Feu l’enfance

   

 

  Aujourd’hui, les parents ont de moins en moins de problèmes avec leurs enfants. Ils ont des problèmes avec la société qui possède leurs enfants. Des enfants qui sont des haut-parleurs et des porte-parole de cette société. Chaque fois qu’une dispute éclate au sein d’une famille, on observe cette scène curieuse : des vieux moines fatigués essayent de tenir tête à des démons opiniâtres. Une atmosphère de guérilla, de terrorisme domestique et d’antique combat missionnaire envahit la cuisine, la salle-à-manger, la chambre et jusqu’aux espaces publics sur lesquels flottent un étendard qu’il n’est pas difficile de déchiffrer. Car en général ces vieux moines ne tiennent pas longtemps ; les démons l’emportent d’une façon ou d’une autre, parce qu’ils sont légion.

  Alors que les enfants étaient autrefois, en théorie et en intention, mis à l’écart de l’agitation sociale, protégés des aléas historiques, politiques et idéologiques durant leur éducation, ils font désormais office de pylônes émetteurs des dernières modes et des dernières consignes collectives. Ils les suivent, les vantent, les diffusent, les imposent. Ce sont des agents plénipotentiaires en exercice. Mais les parents ne sont pas de simple victimes. Ce sont les mêmes adultes qui ont accepté que leur progéniture soient les cœurs de cible du marketing et les antennes de relais de la propagande publicitaire ; ils ont toléré passivement l’intolérable et ils ont tiré profit de leur démission. En conséquence de quoi, il est illégitime que nous accusions les enfants de faire pénétrer dans nos demeures les merveilleuses aberrations contemporaines.  

   Nous sommes les Abraham stupides de ce temps. Nous avons sacrifié nos Isaac sur l’autel du marché et du divertissement. Comme nous adorons de faux dieux, nul ange n’est venu substituer de bélier sous le couteau de notre bêtise. 

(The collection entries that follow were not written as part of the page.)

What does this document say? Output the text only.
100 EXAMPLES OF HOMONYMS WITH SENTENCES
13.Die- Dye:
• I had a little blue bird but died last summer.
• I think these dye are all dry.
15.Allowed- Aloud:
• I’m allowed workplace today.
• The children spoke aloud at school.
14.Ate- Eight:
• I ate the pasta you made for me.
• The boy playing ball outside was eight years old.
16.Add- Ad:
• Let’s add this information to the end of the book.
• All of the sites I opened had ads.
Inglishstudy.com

Mais direz-vous, à quoi servaient l’école, l’éducation, l’enseignement ? Ils servaient à relier les enfants au savoir universel intangible ; par l’apprentissage de la langue, de la réflexion et des sciences, la petite éternité de l’enfance se connectait à la petite éternité de la civilisation humaine. Les enfants étaient d’abord soustraits au monde afin de pouvoir y entrer ensuite, et seulement ensuite, armés de quelque chose de plus que le monde. Que fait l’école actuelle ? Elle les relie directement à des connaissances sans cesse mouvantes, relatives, éphémères, fragmentées, et par-dessus tout soumises à l’impératif commercial. Elle les branche et les ouvre à ce monde agité de violentes secousses et de soubresauts hideux ; elle les jette dans tous les pièges et dans tous les caprices de l’époque.

En quelques années, les enfants sont devenus les plus mondains des hommesC’est pourquoi nous n’avons plus de problèmes avec eux. A strictement parler, il n’y a plus d’enfance et il n’y a plus d’enfants. Ils ont disparu corps et biens.